As I collapsed on my bed when we returned to Tunis and closed my eyes, my ears picked up the usual sound of marriage music drifting through the streets. The experiences of this weekend came back to me not in images, but in sound. For the first time in six weeks, I found myself savoring my experiences in Tunisia. The souks of Tunis, the sands of the Sahara, and the smell of the mountains by the sea all became one memory, one song, that I, through some kind of grace, finally heard.

Last week, I thought the next three would be unbearable. Now, I find myself dreading to leave. For six weeks, my ears shut out the songs of Tunisia--all of my attention focused on trying to swim in sinking circumstances. I got so caught up in trying to conquer a language in 2 months that I failed to remind myself that those fluent in it had been speaking it their entire life. Now that I realize this, I feel the pressure of a blind man granted sight at the end of his life.

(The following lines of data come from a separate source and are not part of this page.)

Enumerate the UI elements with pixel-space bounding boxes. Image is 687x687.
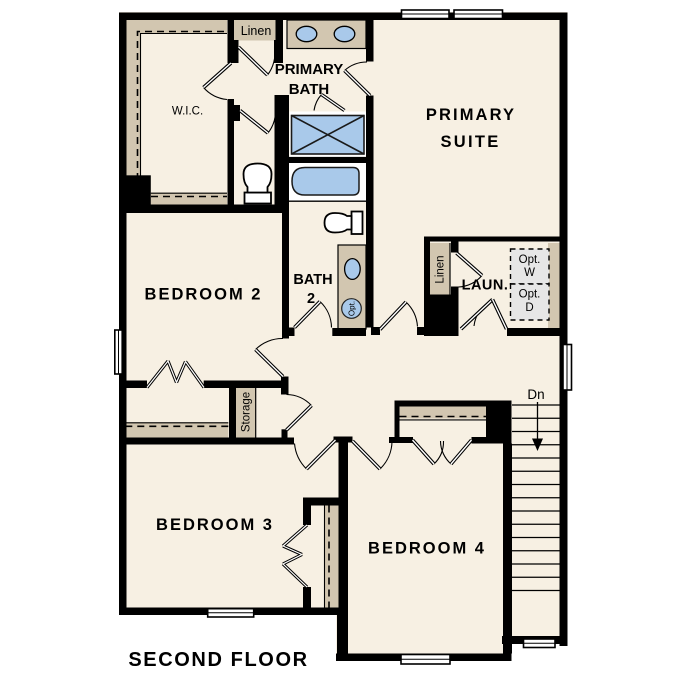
svg-text:W: W [524, 267, 535, 279]
svg-text:LAUN.: LAUN. [462, 278, 509, 294]
svg-text:BEDROOM 2: BEDROOM 2 [145, 286, 263, 304]
svg-text:PRIMARY: PRIMARY [426, 106, 516, 124]
svg-text:BEDROOM 3: BEDROOM 3 [156, 516, 274, 534]
svg-text:W.I.C.: W.I.C. [172, 106, 203, 118]
svg-text:D: D [525, 302, 533, 314]
svg-text:SECOND FLOOR: SECOND FLOOR [128, 649, 308, 671]
svg-text:Opt.: Opt. [519, 254, 541, 266]
svg-text:BATH: BATH [293, 272, 332, 288]
svg-text:Opt.: Opt. [348, 301, 357, 316]
svg-text:SUITE: SUITE [440, 133, 500, 151]
svg-text:Storage: Storage [241, 392, 253, 432]
svg-text:BATH: BATH [289, 81, 330, 98]
svg-text:PRIMARY: PRIMARY [275, 61, 344, 78]
svg-text:Dn: Dn [527, 387, 544, 402]
svg-text:2: 2 [307, 291, 315, 307]
svg-text:Linen: Linen [435, 255, 447, 283]
svg-text:BEDROOM 4: BEDROOM 4 [368, 540, 486, 558]
svg-text:Linen: Linen [241, 24, 272, 38]
svg-text:Opt.: Opt. [519, 289, 541, 301]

As you watch a qunan player, you feel overwhelmed by the intensity he has in weaving his music. It's as if he is caught up in his own work, so that, at times, it is impossible to tell what came first: the song or the musician. This mystical reality is the true beauty of his talent--a talent that was only achieved by endless practice, committed dedication, and a complete submission to the songs he plays.

I must learn how to continue, for the remainder of my time in Tunisia, to hear the song that sings continuously.